Howard Rusk ne soignait pas seulement les patients. Il les a reconstruits.
Avant sa mort en 1989, ce physiatre avait déjà changé la façon dont l’Amérique guérit. Il est largement considéré comme le fondateur de la médecine de réadaptation globale aux États-Unis. Son travail a amené les soins au-delà du simple pansement des plaies. Il s’agissait de ramener une personne à sa vie.

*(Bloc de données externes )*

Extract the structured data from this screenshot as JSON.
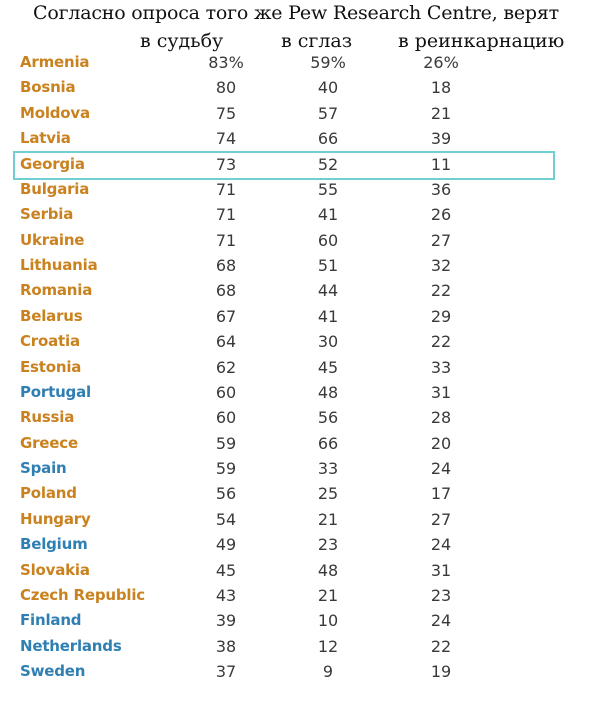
{
  "title": "Согласно опроса того же Pew Research Centre, верят",
  "colors": {
    "orange": "#c9821f",
    "blue": "#2f7fb3",
    "highlight_border": "#70cfd0"
  },
  "chart_data": {
    "type": "table",
    "title": "Согласно опроса того же Pew Research Centre, верят",
    "columns": [
      "в судьбу",
      "в сглаз",
      "в реинкарнацию"
    ],
    "highlighted_row": "Georgia",
    "rows": [
      {
        "country": "Armenia",
        "color": "orange",
        "fate": "83%",
        "evil_eye": "59%",
        "reincarnation": "26%"
      },
      {
        "country": "Bosnia",
        "color": "orange",
        "fate": "80",
        "evil_eye": "40",
        "reincarnation": "18"
      },
      {
        "country": "Moldova",
        "color": "orange",
        "fate": "75",
        "evil_eye": "57",
        "reincarnation": "21"
      },
      {
        "country": "Latvia",
        "color": "orange",
        "fate": "74",
        "evil_eye": "66",
        "reincarnation": "39"
      },
      {
        "country": "Georgia",
        "color": "orange",
        "fate": "73",
        "evil_eye": "52",
        "reincarnation": "11"
      },
      {
        "country": "Bulgaria",
        "color": "orange",
        "fate": "71",
        "evil_eye": "55",
        "reincarnation": "36"
      },
      {
        "country": "Serbia",
        "color": "orange",
        "fate": "71",
        "evil_eye": "41",
        "reincarnation": "26"
      },
      {
        "country": "Ukraine",
        "color": "orange",
        "fate": "71",
        "evil_eye": "60",
        "reincarnation": "27"
      },
      {
        "country": "Lithuania",
        "color": "orange",
        "fate": "68",
        "evil_eye": "51",
        "reincarnation": "32"
      },
      {
        "country": "Romania",
        "color": "orange",
        "fate": "68",
        "evil_eye": "44",
        "reincarnation": "22"
      },
      {
        "country": "Belarus",
        "color": "orange",
        "fate": "67",
        "evil_eye": "41",
        "reincarnation": "29"
      },
      {
        "country": "Croatia",
        "color": "orange",
        "fate": "64",
        "evil_eye": "30",
        "reincarnation": "22"
      },
      {
        "country": "Estonia",
        "color": "orange",
        "fate": "62",
        "evil_eye": "45",
        "reincarnation": "33"
      },
      {
        "country": "Portugal",
        "color": "blue",
        "fate": "60",
        "evil_eye": "48",
        "reincarnation": "31"
      },
      {
        "country": "Russia",
        "color": "orange",
        "fate": "60",
        "evil_eye": "56",
        "reincarnation": "28"
      },
      {
        "country": "Greece",
        "color": "orange",
        "fate": "59",
        "evil_eye": "66",
        "reincarnation": "20"
      },
      {
        "country": "Spain",
        "color": "blue",
        "fate": "59",
        "evil_eye": "33",
        "reincarnation": "24"
      },
      {
        "country": "Poland",
        "color": "orange",
        "fate": "56",
        "evil_eye": "25",
        "reincarnation": "17"
      },
      {
        "country": "Hungary",
        "color": "orange",
        "fate": "54",
        "evil_eye": "21",
        "reincarnation": "27"
      },
      {
        "country": "Belgium",
        "color": "blue",
        "fate": "49",
        "evil_eye": "23",
        "reincarnation": "24"
      },
      {
        "country": "Slovakia",
        "color": "orange",
        "fate": "45",
        "evil_eye": "48",
        "reincarnation": "31"
      },
      {
        "country": "Czech Republic",
        "color": "orange",
        "fate": "43",
        "evil_eye": "21",
        "reincarnation": "23"
      },
      {
        "country": "Finland",
        "color": "blue",
        "fate": "39",
        "evil_eye": "10",
        "reincarnation": "24"
      },
      {
        "country": "Netherlands",
        "color": "blue",
        "fate": "38",
        "evil_eye": "12",
        "reincarnation": "22"
      },
      {
        "country": "Sweden",
        "color": "blue",
        "fate": "37",
        "evil_eye": "9",
        "reincarnation": "19"
      }
    ]
  }
}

Né à Brookfield, Missouri, en 1901, Rusk a étudié à l’Université du Missouri. Il a obtenu son diplôme de médecine de l’Université de Pennsylvanie en 1925. Il a suivi une formation d’interniste à Saint-Louis. Il a même ouvert un cabinet privé.
Puis vint la Seconde Guerre mondiale.
Rusk a rejoint le corps médical de l’armée de l’air en tant que major. Il était en poste près de Saint-Louis. Ce qu’il y a vu était brisé. L’armée a utilisé un système bimodal pour la réadaptation. C’était rigide. Défectueux.

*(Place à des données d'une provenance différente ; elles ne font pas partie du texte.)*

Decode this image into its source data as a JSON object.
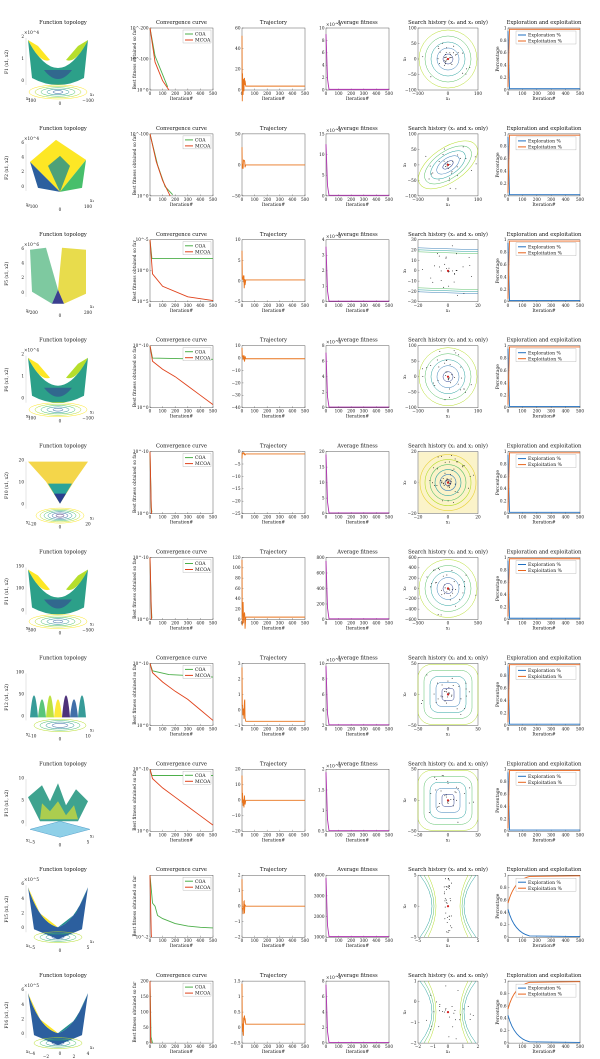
{
  "figure": {
    "col_titles": [
      "Function topology",
      "Convergence curve",
      "Trajectory",
      "Average fitness",
      "Search history (x1 and x2 only)",
      "Exploration and exploitation"
    ],
    "xlabel_iteration": "Iteration#",
    "ylabel_best": "Best fitness obtained so far",
    "ylabel_x2": "x2",
    "xlabel_x1": "x1",
    "ylabel_pct": "Percentage",
    "legend_conv": [
      "COA",
      "MCOA"
    ],
    "legend_expl": [
      "Exploration %",
      "Exploitation %"
    ],
    "colors": {
      "coa": "#4daf4a",
      "mcoa": "#e0421b",
      "traj": "#e8741c",
      "avg": "#b030b0",
      "explore": "#1f6fc0",
      "exploit": "#e8641c",
      "point": "#111111",
      "best": "#d42020"
    }
  },
  "chart_data": [
    {
      "fn": "F1",
      "type": "line",
      "topology": {
        "zlabel": "F1 (x1, x2)",
        "exp": "×10^4",
        "zticks": [
          "0",
          "1",
          "2"
        ],
        "xticks": [
          "100",
          "0",
          "−100"
        ],
        "shape": "bowl"
      },
      "conv": {
        "yticks": [
          "10^0",
          "10^-100",
          "10^-200"
        ],
        "coa": [
          [
            0,
            1
          ],
          [
            40,
            0.55
          ],
          [
            90,
            0.3
          ],
          [
            140,
            0.05
          ]
        ],
        "mcoa": [
          [
            0,
            1
          ],
          [
            40,
            0.45
          ],
          [
            100,
            0.15
          ],
          [
            150,
            0
          ]
        ]
      },
      "traj": {
        "yticks": [
          "0",
          "20",
          "40",
          "60"
        ],
        "ylim": [
          -5,
          75
        ],
        "start": 65,
        "end": 0
      },
      "avg": {
        "exp": "×10^4",
        "yticks": [
          "0",
          "2",
          "4",
          "6",
          "8",
          "10"
        ],
        "ylim": [
          0,
          10
        ],
        "start": 9
      },
      "search": {
        "ticks": [
          "−100",
          "0",
          "100"
        ],
        "yticks": [
          "−100",
          "−50",
          "0",
          "50",
          "100"
        ],
        "style": "circles"
      },
      "expl": {
        "kind": "step"
      }
    },
    {
      "fn": "F2",
      "type": "line",
      "topology": {
        "zlabel": "F2 (x1, x2)",
        "exp": "×10^4",
        "zticks": [
          "0",
          "2",
          "4",
          "6"
        ],
        "xticks": [
          "−100",
          "0",
          "100"
        ],
        "shape": "ridge"
      },
      "conv": {
        "yticks": [
          "10^0",
          "10^-100"
        ],
        "coa": [
          [
            0,
            1
          ],
          [
            60,
            0.5
          ],
          [
            120,
            0.15
          ],
          [
            180,
            0.02
          ]
        ],
        "mcoa": [
          [
            0,
            1
          ],
          [
            50,
            0.55
          ],
          [
            100,
            0.25
          ],
          [
            160,
            0
          ]
        ]
      },
      "traj": {
        "yticks": [
          "−50",
          "0",
          "50"
        ],
        "ylim": [
          -70,
          70
        ],
        "start": 40,
        "end": 0
      },
      "avg": {
        "exp": "×10^4",
        "yticks": [
          "0",
          "5",
          "10",
          "15"
        ],
        "ylim": [
          0,
          18
        ],
        "start": 15
      },
      "search": {
        "ticks": [
          "−100",
          "0",
          "100"
        ],
        "yticks": [
          "−100",
          "−50",
          "0",
          "50",
          "100"
        ],
        "style": "ellipses"
      },
      "expl": {
        "kind": "step"
      }
    },
    {
      "fn": "F5",
      "type": "line",
      "topology": {
        "zlabel": "F5 (x1, x2)",
        "exp": "×10^6",
        "zticks": [
          "0",
          "2",
          "4",
          "6"
        ],
        "xticks": [
          "−200",
          "0",
          "200"
        ],
        "shape": "valley"
      },
      "conv": {
        "yticks": [
          "10^5",
          "10^0",
          "10^-5"
        ],
        "coa": [
          [
            0,
            1
          ],
          [
            15,
            0.7
          ],
          [
            500,
            0.7
          ]
        ],
        "mcoa": [
          [
            0,
            1
          ],
          [
            20,
            0.45
          ],
          [
            100,
            0.25
          ],
          [
            300,
            0.08
          ],
          [
            500,
            0.02
          ]
        ]
      },
      "traj": {
        "yticks": [
          "−5",
          "0",
          "5",
          "10"
        ],
        "ylim": [
          -6,
          11
        ],
        "start": 8,
        "end": 0
      },
      "avg": {
        "exp": "×10^6",
        "yticks": [
          "0",
          "1",
          "2",
          "3",
          "4"
        ],
        "ylim": [
          0,
          4.5
        ],
        "start": 4
      },
      "search": {
        "ticks": [
          "−20",
          "0",
          "20"
        ],
        "yticks": [
          "−30",
          "−20",
          "−10",
          "0",
          "10",
          "20",
          "30"
        ],
        "style": "bands"
      },
      "expl": {
        "kind": "step"
      }
    },
    {
      "fn": "F6",
      "type": "line",
      "topology": {
        "zlabel": "F6 (x1, x2)",
        "exp": "×10^4",
        "zticks": [
          "0",
          "1",
          "2"
        ],
        "xticks": [
          "100",
          "0",
          "−100"
        ],
        "shape": "bowl"
      },
      "conv": {
        "yticks": [
          "10^0",
          "10^-10"
        ],
        "coa": [
          [
            0,
            1
          ],
          [
            20,
            0.8
          ],
          [
            500,
            0.78
          ]
        ],
        "mcoa": [
          [
            0,
            1
          ],
          [
            20,
            0.75
          ],
          [
            100,
            0.62
          ],
          [
            200,
            0.5
          ],
          [
            300,
            0.35
          ],
          [
            400,
            0.2
          ],
          [
            500,
            0.05
          ]
        ]
      },
      "traj": {
        "yticks": [
          "−40",
          "−30",
          "−20",
          "−10",
          "0",
          "10"
        ],
        "ylim": [
          -45,
          12
        ],
        "start": 10,
        "end": 0
      },
      "avg": {
        "exp": "×10^4",
        "yticks": [
          "0",
          "2",
          "4",
          "6",
          "8"
        ],
        "ylim": [
          0,
          9
        ],
        "start": 8
      },
      "search": {
        "ticks": [
          "−100",
          "0",
          "100"
        ],
        "yticks": [
          "−100",
          "−50",
          "0",
          "50",
          "100"
        ],
        "style": "circles"
      },
      "expl": {
        "kind": "step"
      }
    },
    {
      "fn": "F10",
      "type": "line",
      "topology": {
        "zlabel": "F10 (x1, x2)",
        "exp": "",
        "zticks": [
          "0",
          "10",
          "20"
        ],
        "xticks": [
          "−20",
          "0",
          "20"
        ],
        "shape": "funnel"
      },
      "conv": {
        "yticks": [
          "10^0",
          "10^-10"
        ],
        "coa": [
          [
            0,
            1
          ],
          [
            10,
            0.1
          ],
          [
            15,
            0.02
          ]
        ],
        "mcoa": [
          [
            0,
            1
          ],
          [
            10,
            0.08
          ],
          [
            12,
            0
          ]
        ]
      },
      "traj": {
        "yticks": [
          "−25",
          "−20",
          "−15",
          "−10",
          "−5",
          "0"
        ],
        "ylim": [
          -26,
          1
        ],
        "start": -2,
        "end": 0
      },
      "avg": {
        "exp": "",
        "yticks": [
          "0",
          "5",
          "10",
          "15",
          "20"
        ],
        "ylim": [
          0,
          21
        ],
        "start": 20
      },
      "search": {
        "ticks": [
          "−20",
          "0",
          "20"
        ],
        "yticks": [
          "−20",
          "0",
          "20"
        ],
        "style": "dense"
      },
      "expl": {
        "kind": "step"
      }
    },
    {
      "fn": "F11",
      "type": "line",
      "topology": {
        "zlabel": "F11 (x1, x2)",
        "exp": "",
        "zticks": [
          "0",
          "100",
          "150"
        ],
        "xticks": [
          "500",
          "0",
          "−500"
        ],
        "shape": "bowl"
      },
      "conv": {
        "yticks": [
          "10^0",
          "10^-10"
        ],
        "coa": [
          [
            0,
            1
          ],
          [
            10,
            0.2
          ],
          [
            15,
            0.02
          ]
        ],
        "mcoa": [
          [
            0,
            1
          ],
          [
            10,
            0.15
          ],
          [
            12,
            0
          ]
        ]
      },
      "traj": {
        "yticks": [
          "0",
          "20",
          "40",
          "60",
          "80",
          "100",
          "120"
        ],
        "ylim": [
          -5,
          125
        ],
        "start": 120,
        "end": 0
      },
      "avg": {
        "exp": "",
        "yticks": [
          "0",
          "200",
          "400",
          "600",
          "800"
        ],
        "ylim": [
          0,
          900
        ],
        "start": 850
      },
      "search": {
        "ticks": [
          "−500",
          "0",
          "500"
        ],
        "yticks": [
          "−600",
          "−400",
          "−200",
          "0",
          "200",
          "400",
          "600"
        ],
        "style": "circles"
      },
      "expl": {
        "kind": "step"
      }
    },
    {
      "fn": "F12",
      "type": "line",
      "topology": {
        "zlabel": "F12 (x1, x2)",
        "exp": "",
        "zticks": [
          "0",
          "50",
          "100"
        ],
        "xticks": [
          "−10",
          "0",
          "10"
        ],
        "shape": "waves"
      },
      "conv": {
        "yticks": [
          "10^0",
          "10^-10"
        ],
        "coa": [
          [
            0,
            1
          ],
          [
            20,
            0.88
          ],
          [
            150,
            0.82
          ],
          [
            350,
            0.8
          ],
          [
            500,
            0.78
          ]
        ],
        "mcoa": [
          [
            0,
            1
          ],
          [
            20,
            0.85
          ],
          [
            100,
            0.7
          ],
          [
            200,
            0.55
          ],
          [
            300,
            0.42
          ],
          [
            400,
            0.25
          ],
          [
            500,
            0.08
          ]
        ]
      },
      "traj": {
        "yticks": [
          "−1",
          "0",
          "1",
          "2",
          "3"
        ],
        "ylim": [
          -1.3,
          3.3
        ],
        "start": 3,
        "end": -1
      },
      "avg": {
        "exp": "×10^4",
        "yticks": [
          "2",
          "4",
          "6",
          "8",
          "10"
        ],
        "ylim": [
          0,
          11
        ],
        "start": 10.5
      },
      "search": {
        "ticks": [
          "−50",
          "0",
          "50"
        ],
        "yticks": [
          "−50",
          "0",
          "50"
        ],
        "style": "squares"
      },
      "expl": {
        "kind": "step"
      }
    },
    {
      "fn": "F13",
      "type": "line",
      "topology": {
        "zlabel": "F13 (x1, x2)",
        "exp": "",
        "zticks": [
          "0",
          "5",
          "10"
        ],
        "xticks": [
          "−5",
          "0",
          "5"
        ],
        "shape": "rough"
      },
      "conv": {
        "yticks": [
          "10^0",
          "10^-10"
        ],
        "coa": [
          [
            0,
            1
          ],
          [
            15,
            0.9
          ],
          [
            500,
            0.9
          ]
        ],
        "mcoa": [
          [
            0,
            1
          ],
          [
            20,
            0.85
          ],
          [
            100,
            0.7
          ],
          [
            200,
            0.55
          ],
          [
            300,
            0.4
          ],
          [
            400,
            0.25
          ],
          [
            500,
            0.1
          ]
        ]
      },
      "traj": {
        "yticks": [
          "−20",
          "−10",
          "0",
          "10",
          "20"
        ],
        "ylim": [
          -25,
          25
        ],
        "start": 20,
        "end": 0
      },
      "avg": {
        "exp": "×10^4",
        "yticks": [
          "0.5",
          "1",
          "1.5",
          "2"
        ],
        "ylim": [
          0,
          2.1
        ],
        "start": 2
      },
      "search": {
        "ticks": [
          "−50",
          "0",
          "50"
        ],
        "yticks": [
          "−50",
          "0",
          "50"
        ],
        "style": "squares"
      },
      "expl": {
        "kind": "step"
      }
    },
    {
      "fn": "F15",
      "type": "line",
      "topology": {
        "zlabel": "F15 (x1, x2)",
        "exp": "×10^5",
        "zticks": [
          "0",
          "2",
          "4",
          "6"
        ],
        "xticks": [
          "−5",
          "0",
          "5"
        ],
        "shape": "twopeak"
      },
      "conv": {
        "yticks": [
          "10^-2"
        ],
        "coa": [
          [
            0,
            1
          ],
          [
            20,
            0.55
          ],
          [
            40,
            0.5
          ],
          [
            60,
            0.35
          ],
          [
            100,
            0.3
          ],
          [
            200,
            0.22
          ],
          [
            300,
            0.18
          ],
          [
            400,
            0.16
          ],
          [
            500,
            0.15
          ]
        ],
        "mcoa": [
          [
            0,
            1
          ],
          [
            10,
            0.05
          ],
          [
            12,
            0
          ]
        ]
      },
      "traj": {
        "yticks": [
          "−2",
          "−1",
          "0",
          "1",
          "2"
        ],
        "ylim": [
          -2.3,
          2.3
        ],
        "start": 2,
        "end": 0
      },
      "avg": {
        "exp": "",
        "yticks": [
          "1000",
          "2000",
          "3000",
          "4000"
        ],
        "ylim": [
          0,
          4300
        ],
        "start": 4100
      },
      "search": {
        "ticks": [
          "−5",
          "0",
          "5"
        ],
        "yticks": [
          "−5",
          "0",
          "5"
        ],
        "style": "cross"
      },
      "expl": {
        "kind": "decay"
      }
    },
    {
      "fn": "F16",
      "type": "line",
      "topology": {
        "zlabel": "F16 (x1, x2)",
        "exp": "×10^5",
        "zticks": [
          "0",
          "2",
          "4",
          "6"
        ],
        "xticks": [
          "−4",
          "−2",
          "0",
          "2",
          "4"
        ],
        "shape": "twopeak"
      },
      "conv": {
        "yticks": [
          "0",
          "50",
          "100",
          "150",
          "200"
        ],
        "coa": [
          [
            0,
            1
          ],
          [
            8,
            0.1
          ],
          [
            20,
            0
          ]
        ],
        "mcoa": [
          [
            0,
            1
          ],
          [
            5,
            0.05
          ],
          [
            10,
            0
          ]
        ]
      },
      "traj": {
        "yticks": [
          "−0.5",
          "0",
          "0.5",
          "1",
          "1.5"
        ],
        "ylim": [
          -0.7,
          1.6
        ],
        "start": 1.5,
        "end": 0
      },
      "avg": {
        "exp": "×10^4",
        "yticks": [
          "0",
          "2",
          "4",
          "6",
          "8"
        ],
        "ylim": [
          0,
          8.5
        ],
        "start": 8
      },
      "search": {
        "ticks": [
          "−2",
          "−1",
          "0",
          "1",
          "2"
        ],
        "yticks": [
          "−2",
          "−1",
          "0",
          "1"
        ],
        "style": "hyper"
      },
      "expl": {
        "kind": "decay"
      }
    }
  ]
}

Les patients étaient étiquetés soit en convalescence, soit prêts à prendre leur service.
S’ils étaient en convalescence, leurs activités étaient strictement limitées. Ils restèrent immobiles. S’ils étaient déclarés prêts, ils étaient renvoyés aux rigueurs physiques de la vie militaire normale. Il n’y avait pas de juste milieu. Pas de transition progressive. Juste un saut soudain du lit au combat.
Rusk a vu l’écart. Il a conçu un nouveau programme de reconversion multidisciplinaire.
Ce n’était pas seulement une question de muscles. Il s’agissait de l’esprit et de l’avenir.
Son approche faisait appel à une formation psychologique, physique et professionnelle. L’objectif était d’augmenter progressivement l’état fonctionnel des aviateurs en convalescence. Il a mis l’accent sur le reconditionnement émotionnel et social. C’était unique pour l’époque. La rééducation physique était courante. Mais traiter l’âme et le statut social de la personne ? C’était nouveau.
Les résultats étaient indéniables. Des démonstrations expérimentales ont confirmé les bénéfices. L’armée et la marine américaines en ont pris note. Ils ont mis en œuvre des versions de sa méthode dans leurs établissements médicaux.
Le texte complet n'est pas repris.